Fun Fact: Big carnivorous animals use a variety of specialized features and behavioral strategies to catch their prey. We contrast these different strategies between different dinosaurs as they each attempt to catch the biggest fish.

Episode 210: Hurricane at Pteranodon Terrace/ Rafting the Cretaceous

Hurricane at Pteranodon Terrace
The long-awaited rains finally return to Pteranodon Terrace, but grow into a huge rainstorm that grows even bigger – into a hurricane! Dad hasn’t seen it blow like this since he was a kid. They seek shelter, and Don discovers an entrance to a cave below their nest, where not only the Pteranodons, but also their other neighbors, the Lambeorsaurus family and Cindy Cimolestes, all take shelter for the night.
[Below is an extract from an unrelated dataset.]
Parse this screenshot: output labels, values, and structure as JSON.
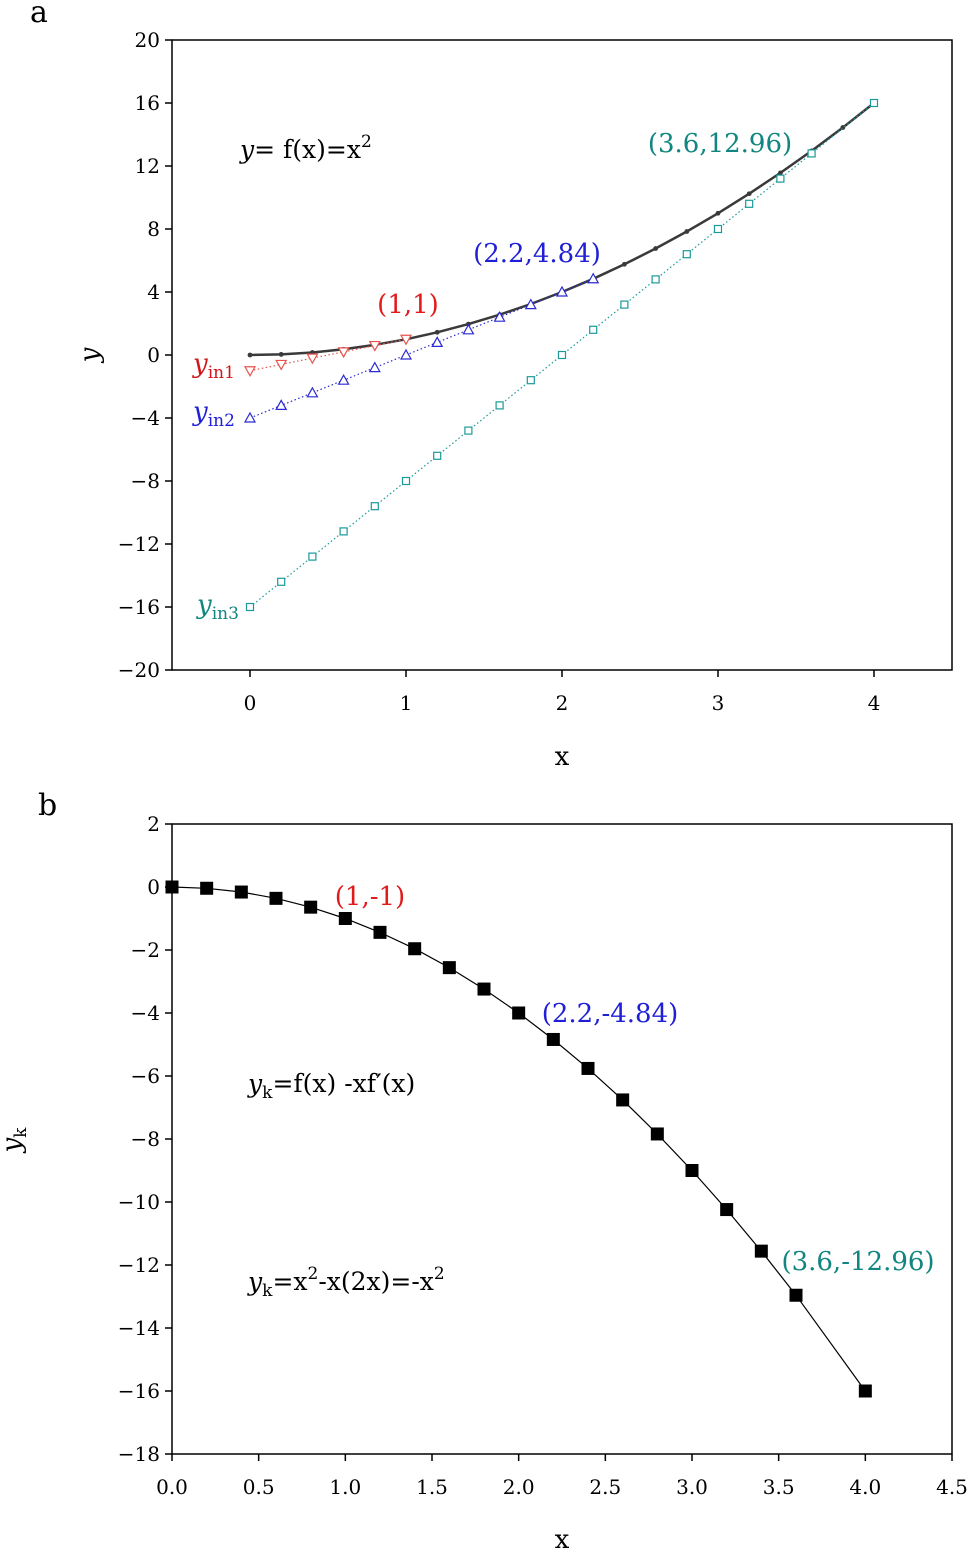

In the morning, the storm has passed, but everyone must pitch in to rebuild their various nests.

Fun Fact: Hurricanes are powerful storms that start over warm (tropical) ocean water but can move inland, causing high winds, torrential rains, flooding, and much damage.

Rafting the Cretaceous
The family is cleaning up the mess left over from the hurricane, and discover that a raft of logs has washed up two refugees from across the Western Interior Sea – a turtle named Aidan Adocus, and a small mammal named Tommy Ptilodus. Our family learns of their adventure, crossing the sea in the storm, and washing up at Pteranodon Terrace. They decide to take their new friends to the Dinosaur Train, and ride back with them to their home in Appalachia.

Fun Fact: Land animals occasionally, and accidentally, move between landmasses across large stretches of ocean. Sometimes their descendants manage to survive in the new home, forever changing the make-up of the animals living there. Scientists use the concept of “rafting” to explain how some animals are transported over water from one location to another.
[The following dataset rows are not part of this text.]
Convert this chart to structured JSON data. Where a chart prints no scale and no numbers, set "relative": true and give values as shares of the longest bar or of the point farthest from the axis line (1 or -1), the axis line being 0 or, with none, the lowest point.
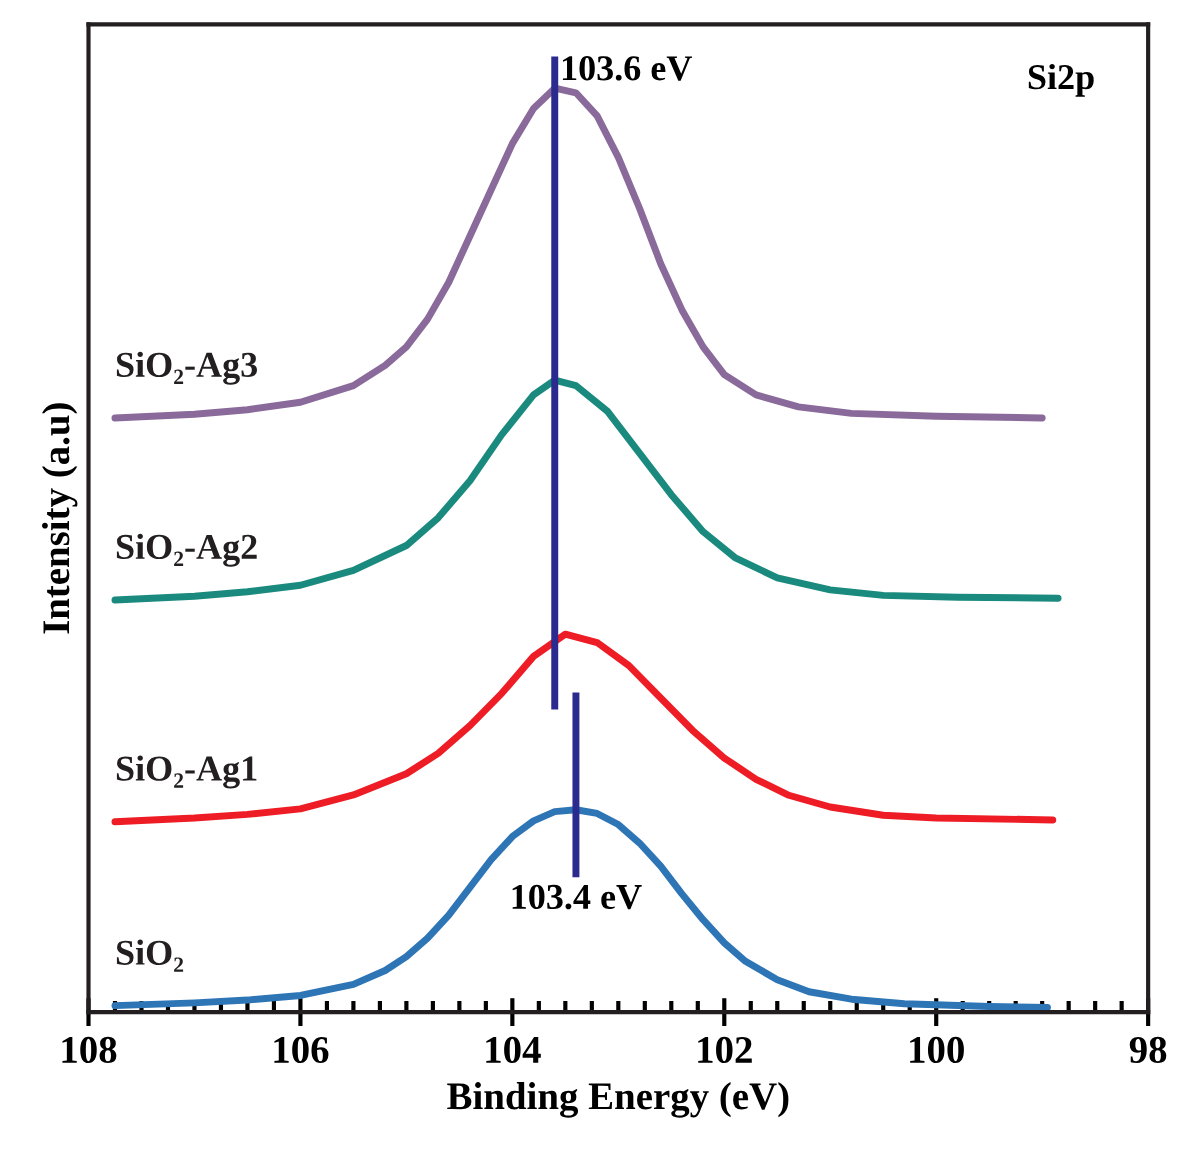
{
  "chart_data": {
    "type": "line",
    "relative": true,
    "xlabel": "Binding Energy (eV)",
    "ylabel": "Intensity (a.u)",
    "xlim": [
      108,
      98
    ],
    "xticks": [
      108,
      106,
      104,
      102,
      100,
      98
    ],
    "grid": false,
    "legend": false,
    "marker": "none",
    "line_style": "solid",
    "tick_labels": "x",
    "series": [
      {
        "name": "SiO₂",
        "color": "#2e75b6",
        "x": [
          107.75,
          107,
          106.5,
          106,
          105.5,
          105.2,
          105,
          104.8,
          104.6,
          104.4,
          104.2,
          104,
          103.8,
          103.6,
          103.4,
          103.2,
          103,
          102.8,
          102.6,
          102.4,
          102.2,
          102,
          101.8,
          101.5,
          101.2,
          100.8,
          100.3,
          99.5,
          98.95
        ],
        "values": [
          0.007,
          0.01,
          0.013,
          0.018,
          0.03,
          0.045,
          0.06,
          0.08,
          0.105,
          0.135,
          0.165,
          0.19,
          0.207,
          0.217,
          0.219,
          0.215,
          0.203,
          0.183,
          0.158,
          0.128,
          0.1,
          0.075,
          0.055,
          0.035,
          0.022,
          0.014,
          0.009,
          0.006,
          0.005
        ]
      },
      {
        "name": "SiO₂-Ag1",
        "color": "#ee1c25",
        "x": [
          107.75,
          107,
          106.5,
          106,
          105.5,
          105,
          104.7,
          104.4,
          104.1,
          103.8,
          103.5,
          103.2,
          102.9,
          102.6,
          102.3,
          102,
          101.7,
          101.4,
          101,
          100.5,
          100,
          98.9
        ],
        "values": [
          0.206,
          0.21,
          0.214,
          0.22,
          0.235,
          0.258,
          0.28,
          0.31,
          0.345,
          0.385,
          0.409,
          0.4,
          0.375,
          0.34,
          0.305,
          0.275,
          0.252,
          0.235,
          0.222,
          0.213,
          0.21,
          0.208
        ]
      },
      {
        "name": "SiO₂-Ag2",
        "color": "#1b8a7e",
        "x": [
          107.75,
          107,
          106.5,
          106,
          105.5,
          105,
          104.7,
          104.4,
          104.1,
          103.8,
          103.6,
          103.4,
          103.1,
          102.8,
          102.5,
          102.2,
          101.9,
          101.5,
          101,
          100.5,
          99.8,
          98.85
        ],
        "values": [
          0.446,
          0.45,
          0.455,
          0.462,
          0.478,
          0.505,
          0.535,
          0.575,
          0.625,
          0.668,
          0.684,
          0.678,
          0.65,
          0.605,
          0.56,
          0.52,
          0.492,
          0.47,
          0.457,
          0.451,
          0.449,
          0.448
        ]
      },
      {
        "name": "SiO₂-Ag3",
        "color": "#8a6a9a",
        "x": [
          107.75,
          107,
          106.5,
          106,
          105.5,
          105.2,
          105,
          104.8,
          104.6,
          104.4,
          104.2,
          104,
          103.8,
          103.6,
          103.4,
          103.2,
          103,
          102.8,
          102.6,
          102.4,
          102.2,
          102,
          101.7,
          101.3,
          100.8,
          100,
          99.0
        ],
        "values": [
          0.643,
          0.647,
          0.652,
          0.66,
          0.678,
          0.7,
          0.72,
          0.75,
          0.79,
          0.84,
          0.89,
          0.94,
          0.978,
          1.0,
          0.995,
          0.97,
          0.925,
          0.87,
          0.81,
          0.76,
          0.72,
          0.69,
          0.668,
          0.655,
          0.648,
          0.645,
          0.643
        ]
      }
    ],
    "ref_lines": [
      {
        "axis": "x",
        "value": 103.6,
        "label": "103.6 eV",
        "color": "#2b2a8f"
      },
      {
        "axis": "x",
        "value": 103.4,
        "label": "103.4 eV",
        "color": "#2b2a8f"
      }
    ],
    "annotations": [
      "Si2p"
    ]
  }
}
Episode 211: Haunted Roundhouse/Big Pond Pumpkin Patch

Haunted Roundhouse
Dad takes the kids on a special Night Train to Troodon Town, where the Troodons have decorated their Roundhouse into a “haunted house” for a spooky party. The kids end up meeting a strange new nocturnal creature – a mammal named Vlad Volaticotherium, who was hiding in the roundhouse trying to get some sleep.
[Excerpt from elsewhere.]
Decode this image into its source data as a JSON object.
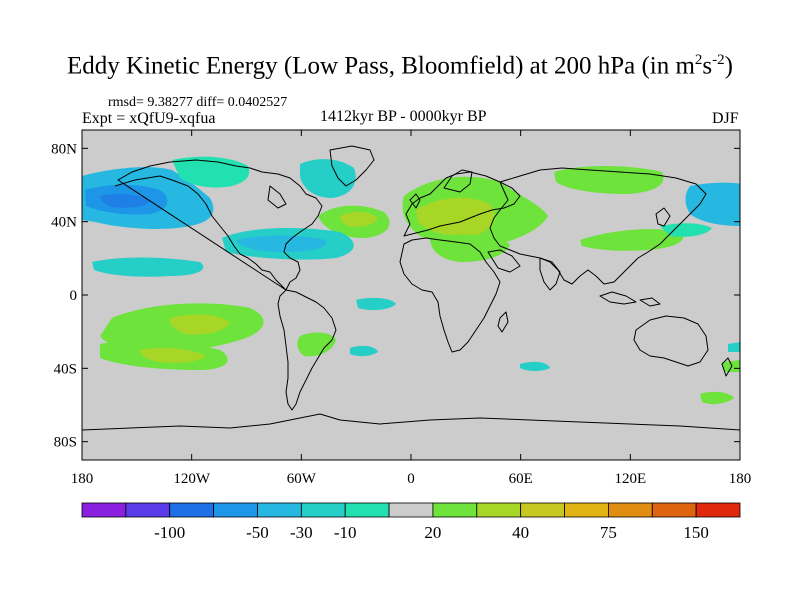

Fun Fact: There were many small, nocturnal mammals with great hearing, like Volaticotherium, that lived alongside dinosaurs. Volaticotherium was an egg-laying, flying squirrel-like critter.

Big Pond Pumpkin Patch
The Pteranodon family learns more about the customs of their neighbors, the Lambeosaurus family, when they are invited for the first time to accompany them to the Big Pond to celebrate “Gourd Day” – a kind of Mesozoic Halloween. The kids see their first pumpkins, and Larry Lambeosaurus even shows our family how to hollow them out and carve faces into them.

Fun Fact: A gourd has seeds in the middle, and is a fruit, not a vegetable. We learn about the Autumn Moon, a very full moon that occurs around the time of the Autumnal Equinox, a 24 hour period when day and night last approximately an equal amount of time.